The input device(s) (1150) may be a touch input device such as a keyboard, mouse, pen, or trackball, a voice input device, a scanning device, or another device that provides input to the computing environment (1100). For audio, the input device(s) (1150) may be a sound card or similar device that accepts audio input in analog or digital form, or a CD-ROM reader that provides audio samples to the computing environment. The output device(s) (1160) may be a display, printer, speaker, CD-writer, or another device that provides output from the computing environment (1100).
The communication connection(s) (1170) enable communication over a communication medium to another computing entity. The communication medium conveys information such as computer-executable instructions, compressed audio or video information, or other data in a modulated data signal. A modulated data signal is a signal that has one or more of its characteristics set or changed in such a manner as to encode information in the signal. By way of example, and not limitation, communication media include wired or wireless techniques implemented with an electrical, optical, RF, infrared, acoustic, or other carrier.
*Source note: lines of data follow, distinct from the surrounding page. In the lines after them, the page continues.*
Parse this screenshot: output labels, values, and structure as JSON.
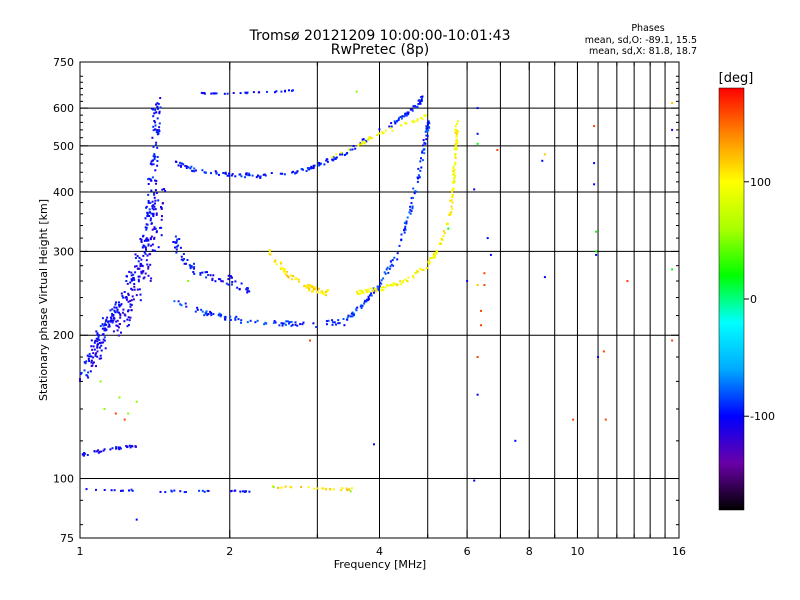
{
  "chart_data": {
    "type": "scatter",
    "title_line1": "Tromsø 20121209 10:00:00-10:01:43",
    "title_line2": "RwPretec (8p)",
    "xlabel": "Frequency [MHz]",
    "ylabel": "Stationary phase Virtual Height [km]",
    "x_scale": "log",
    "y_scale": "log",
    "xlim": [
      1,
      16
    ],
    "ylim": [
      75,
      750
    ],
    "x_ticks": [
      1,
      2,
      4,
      6,
      8,
      10,
      16
    ],
    "x_tick_labels": [
      "1",
      "2",
      "4",
      "6",
      "8",
      "10",
      "16"
    ],
    "y_ticks": [
      75,
      100,
      200,
      300,
      400,
      500,
      600,
      750
    ],
    "y_tick_labels": [
      "75",
      "100",
      "200",
      "300",
      "400",
      "500",
      "600",
      "750"
    ],
    "grid": true,
    "phase_info": {
      "heading": "Phases",
      "line_o": "mean, sd,O: -89.1, 15.5",
      "line_x": "mean, sd,X:  81.8, 18.7"
    },
    "colorbar": {
      "label": "[deg]",
      "min": -180,
      "max": 180,
      "ticks": [
        100,
        0,
        -100
      ],
      "tick_labels": [
        "100",
        "0",
        "-100"
      ],
      "colormap": [
        "#000000",
        "#6a00a8",
        "#0000ff",
        "#00aaff",
        "#00ffff",
        "#00ff00",
        "#aaff00",
        "#ffff00",
        "#ff8800",
        "#ff0000"
      ]
    },
    "series": [
      {
        "phase": -100,
        "kind": "curve",
        "pts": [
          [
            1.0,
            160
          ],
          [
            1.05,
            180
          ],
          [
            1.1,
            200
          ],
          [
            1.15,
            215
          ],
          [
            1.2,
            230
          ],
          [
            1.25,
            250
          ],
          [
            1.3,
            275
          ],
          [
            1.35,
            310
          ],
          [
            1.38,
            360
          ],
          [
            1.4,
            420
          ],
          [
            1.42,
            500
          ],
          [
            1.43,
            560
          ],
          [
            1.42,
            620
          ]
        ],
        "spread": 0.07,
        "n": 260
      },
      {
        "phase": -110,
        "kind": "curve",
        "pts": [
          [
            1.02,
            175
          ],
          [
            1.15,
            200
          ],
          [
            1.3,
            240
          ],
          [
            1.4,
            300
          ],
          [
            1.45,
            400
          ]
        ],
        "spread": 0.1,
        "n": 150
      },
      {
        "phase": -90,
        "kind": "curve",
        "pts": [
          [
            1.55,
            235
          ],
          [
            1.8,
            222
          ],
          [
            2.1,
            215
          ],
          [
            2.5,
            212
          ],
          [
            3.0,
            210
          ],
          [
            3.4,
            215
          ],
          [
            3.7,
            232
          ],
          [
            4.0,
            255
          ],
          [
            4.3,
            290
          ],
          [
            4.6,
            360
          ],
          [
            4.8,
            440
          ],
          [
            4.95,
            520
          ],
          [
            5.05,
            570
          ]
        ],
        "spread": 0.025,
        "n": 220
      },
      {
        "phase": -95,
        "kind": "curve",
        "pts": [
          [
            1.55,
            460
          ],
          [
            1.7,
            445
          ],
          [
            2.0,
            435
          ],
          [
            2.3,
            432
          ],
          [
            2.7,
            440
          ],
          [
            3.0,
            455
          ],
          [
            3.4,
            480
          ],
          [
            3.8,
            520
          ],
          [
            4.3,
            560
          ],
          [
            4.7,
            600
          ],
          [
            4.95,
            640
          ]
        ],
        "spread": 0.02,
        "n": 170
      },
      {
        "phase": -100,
        "kind": "curve",
        "pts": [
          [
            1.55,
            320
          ],
          [
            1.6,
            290
          ],
          [
            1.75,
            270
          ],
          [
            2.0,
            260
          ],
          [
            2.2,
            245
          ]
        ],
        "spread": 0.05,
        "n": 70
      },
      {
        "phase": -105,
        "kind": "curve",
        "pts": [
          [
            1.0,
            112
          ],
          [
            1.1,
            114
          ],
          [
            1.2,
            116
          ],
          [
            1.3,
            117
          ]
        ],
        "spread": 0.015,
        "n": 35
      },
      {
        "phase": -100,
        "kind": "curve",
        "pts": [
          [
            1.0,
            95
          ],
          [
            1.5,
            94
          ],
          [
            2.0,
            94
          ],
          [
            2.2,
            94
          ]
        ],
        "spread": 0.008,
        "n": 35
      },
      {
        "phase": -100,
        "kind": "curve",
        "pts": [
          [
            1.7,
            645
          ],
          [
            2.1,
            645
          ],
          [
            2.5,
            650
          ],
          [
            2.7,
            655
          ]
        ],
        "spread": 0.006,
        "n": 28
      },
      {
        "phase": 110,
        "kind": "curve",
        "pts": [
          [
            2.4,
            300
          ],
          [
            2.6,
            270
          ],
          [
            2.8,
            255
          ],
          [
            3.0,
            248
          ],
          [
            3.2,
            245
          ]
        ],
        "spread": 0.025,
        "n": 70
      },
      {
        "phase": 100,
        "kind": "curve",
        "pts": [
          [
            3.6,
            245
          ],
          [
            4.0,
            250
          ],
          [
            4.5,
            260
          ],
          [
            5.0,
            280
          ],
          [
            5.3,
            310
          ],
          [
            5.55,
            360
          ],
          [
            5.65,
            430
          ],
          [
            5.7,
            500
          ],
          [
            5.72,
            560
          ]
        ],
        "spread": 0.02,
        "n": 160
      },
      {
        "phase": 95,
        "kind": "curve",
        "pts": [
          [
            3.2,
            470
          ],
          [
            3.6,
            500
          ],
          [
            4.0,
            530
          ],
          [
            4.5,
            555
          ],
          [
            5.0,
            580
          ]
        ],
        "spread": 0.015,
        "n": 40
      },
      {
        "phase": 110,
        "kind": "curve",
        "pts": [
          [
            2.4,
            96
          ],
          [
            2.8,
            96
          ],
          [
            3.2,
            95
          ],
          [
            3.6,
            95
          ]
        ],
        "spread": 0.01,
        "n": 25
      },
      {
        "phase": 50,
        "kind": "points",
        "pts": [
          [
            1.1,
            160
          ],
          [
            1.2,
            148
          ],
          [
            1.12,
            140
          ],
          [
            1.25,
            137
          ],
          [
            1.3,
            145
          ],
          [
            1.65,
            260
          ],
          [
            2.45,
            96
          ],
          [
            3.5,
            94
          ],
          [
            3.6,
            650
          ]
        ]
      },
      {
        "phase": 160,
        "kind": "points",
        "pts": [
          [
            1.18,
            137
          ],
          [
            1.23,
            133
          ],
          [
            2.9,
            195
          ],
          [
            6.4,
            210
          ],
          [
            6.4,
            225
          ],
          [
            6.3,
            180
          ],
          [
            6.9,
            490
          ],
          [
            6.5,
            255
          ],
          [
            6.5,
            270
          ],
          [
            10.8,
            550
          ],
          [
            12.6,
            260
          ],
          [
            11.3,
            185
          ],
          [
            11.4,
            133
          ],
          [
            9.8,
            133
          ],
          [
            15.5,
            195
          ]
        ]
      },
      {
        "phase": -100,
        "kind": "points",
        "pts": [
          [
            6.3,
            530
          ],
          [
            6.2,
            405
          ],
          [
            6.0,
            260
          ],
          [
            6.3,
            600
          ],
          [
            6.6,
            320
          ],
          [
            6.7,
            295
          ],
          [
            8.5,
            465
          ],
          [
            8.6,
            265
          ],
          [
            10.8,
            460
          ],
          [
            10.8,
            415
          ],
          [
            10.9,
            295
          ],
          [
            11.0,
            180
          ],
          [
            7.5,
            120
          ],
          [
            3.9,
            118
          ],
          [
            3.4,
            210
          ],
          [
            6.3,
            150
          ],
          [
            6.2,
            99
          ],
          [
            15.5,
            540
          ],
          [
            1.3,
            82
          ]
        ]
      },
      {
        "phase": 20,
        "kind": "points",
        "pts": [
          [
            6.3,
            505
          ],
          [
            5.5,
            335
          ],
          [
            15.5,
            275
          ],
          [
            10.9,
            330
          ],
          [
            10.9,
            300
          ]
        ]
      },
      {
        "phase": 120,
        "kind": "points",
        "pts": [
          [
            15.5,
            615
          ],
          [
            8.6,
            480
          ],
          [
            6.3,
            255
          ]
        ]
      }
    ]
  }
}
The fast headphone virtualization techniques herein can be described in the general context of computer-readable media. Computer-readable media are any available media that can be accessed within a computing environment. By way of example, and not limitation, with the computing environment (1100), computer-readable media include memory (1120), storage (1140), communication media, and combinations of any of the above.
The fast headphone virtualization techniques herein can be described in the general context of computer-executable instructions, such as those included in program modules, being executed in a computing environment on a target real or virtual processor. Generally, program modules include routines, programs, libraries, objects, classes, components, data structures, etc. that perform particular tasks or implement particular abstract data types. The functionality of the program modules may be combined or split between program modules as desired in various embodiments. Computer-executable instructions for program modules may be executed within a local or distributed computing environment.
For the sake of presentation, the detailed description uses terms like “determine,” “generate,” “adjust,” and “apply” to describe computer operations in a computing environment. These terms are high-level abstractions for operations performed by a computer, and should not be confused with acts performed by a human being. The actual computer operations corresponding to these terms vary depending on implementation.
In view of the many possible embodiments to which the principles of our invention may be applied, we claim as our invention all such embodiments as may come within the scope and spirit of the following claims and equivalents thereto.